Eric, build is "i686-pc-linux-gnu" I don't understand why you speak of generalization :). Anyway, I changed the code to match more likely use, that is by using a subprogram: procedure Compute (A, B : in Real_Matrix; C : out Real_Matrix) is Sum : Float := 0.0; begin for I in A'range(1) loop for J in A'range(2) loop Sum := 0.0; for R in A'range(2) loop Sum := Sum + A(I,R)*B(R,J); end loop; C(I,J) := Sum; end loop; end loop; end Compute; ... Start := Ada.Calendar.Clock; Compute (A.all, B.all, C.all); Finish := Ada.Calendar.Clock; On my x86_64 box at -O2 (-gnatp) Ada is still three times slower cd ada ; ./tst_array 600 1.65129E+02 1.47839E+02 1.57425E+02 1.40635E+02 Time: 1.541291000 cd fortran ; ./tst_array 600 146.0253 145.0025 149.3322 150.8924 Time: 0.5400340 I don't know how to write the equivalent fortran code, but it's likely better to concentrate on the subprogram version for optimization purpose.
> I don't know how to write the equivalent fortran code, but it's likely better > to concentrate on the subprogram version for optimization purpose. Sorry, I don't see your point.

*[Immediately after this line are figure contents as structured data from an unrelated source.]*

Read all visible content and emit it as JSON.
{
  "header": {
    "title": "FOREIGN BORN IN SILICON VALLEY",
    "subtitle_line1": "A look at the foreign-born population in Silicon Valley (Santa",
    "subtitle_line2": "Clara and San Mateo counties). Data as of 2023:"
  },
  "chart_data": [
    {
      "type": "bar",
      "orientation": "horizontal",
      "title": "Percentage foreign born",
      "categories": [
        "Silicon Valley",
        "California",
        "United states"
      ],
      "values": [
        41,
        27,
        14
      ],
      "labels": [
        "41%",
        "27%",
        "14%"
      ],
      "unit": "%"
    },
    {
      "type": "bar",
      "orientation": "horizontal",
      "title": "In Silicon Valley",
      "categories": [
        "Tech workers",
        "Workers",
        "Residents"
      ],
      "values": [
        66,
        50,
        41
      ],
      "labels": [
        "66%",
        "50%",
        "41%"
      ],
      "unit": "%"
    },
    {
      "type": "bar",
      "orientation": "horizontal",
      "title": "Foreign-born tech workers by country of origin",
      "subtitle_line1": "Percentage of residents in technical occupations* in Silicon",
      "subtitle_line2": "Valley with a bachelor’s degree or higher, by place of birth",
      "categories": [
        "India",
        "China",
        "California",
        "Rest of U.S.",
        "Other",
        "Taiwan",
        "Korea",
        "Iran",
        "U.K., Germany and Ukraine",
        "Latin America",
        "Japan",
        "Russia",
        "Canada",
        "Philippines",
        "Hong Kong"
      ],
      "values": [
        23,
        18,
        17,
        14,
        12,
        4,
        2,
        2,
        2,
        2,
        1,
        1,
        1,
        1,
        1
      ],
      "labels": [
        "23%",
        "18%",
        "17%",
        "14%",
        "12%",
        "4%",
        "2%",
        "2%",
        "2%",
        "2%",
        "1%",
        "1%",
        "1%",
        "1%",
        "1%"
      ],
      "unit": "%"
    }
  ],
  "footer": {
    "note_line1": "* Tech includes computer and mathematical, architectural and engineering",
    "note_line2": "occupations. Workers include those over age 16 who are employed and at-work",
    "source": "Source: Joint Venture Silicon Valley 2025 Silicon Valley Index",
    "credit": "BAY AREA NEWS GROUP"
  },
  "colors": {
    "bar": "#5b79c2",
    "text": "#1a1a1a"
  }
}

My point is that the subprogram I wrote is probably the way most Ada programmers will write when they want to multiply matrices (if not using BLAS/Lapack).
> My point is that the subprogram I wrote is probably the way most Ada > programmers will write when they want to multiply matrices (if not using > BLAS/Lapack). OK, but you have not simplified the problem in doing so. :-)
Indeed :)
(In reply to comment #1) > Created an attachment (id=12473) [edit] > Source code and very simple build script for Ada and FORTRAN code capable of > showing poor tree and runtime performance. > Note, while it does not fully close the gap, I can confirm that a large portion of this the poor performance is a regression when compared to GCC 4.0.3. The 4.0.3 is about 1/3 faster than the 4.2.0 which also corresponds to a significantly reduced number of generated instructions for the inner loop.
Run-time performances should be comparable now.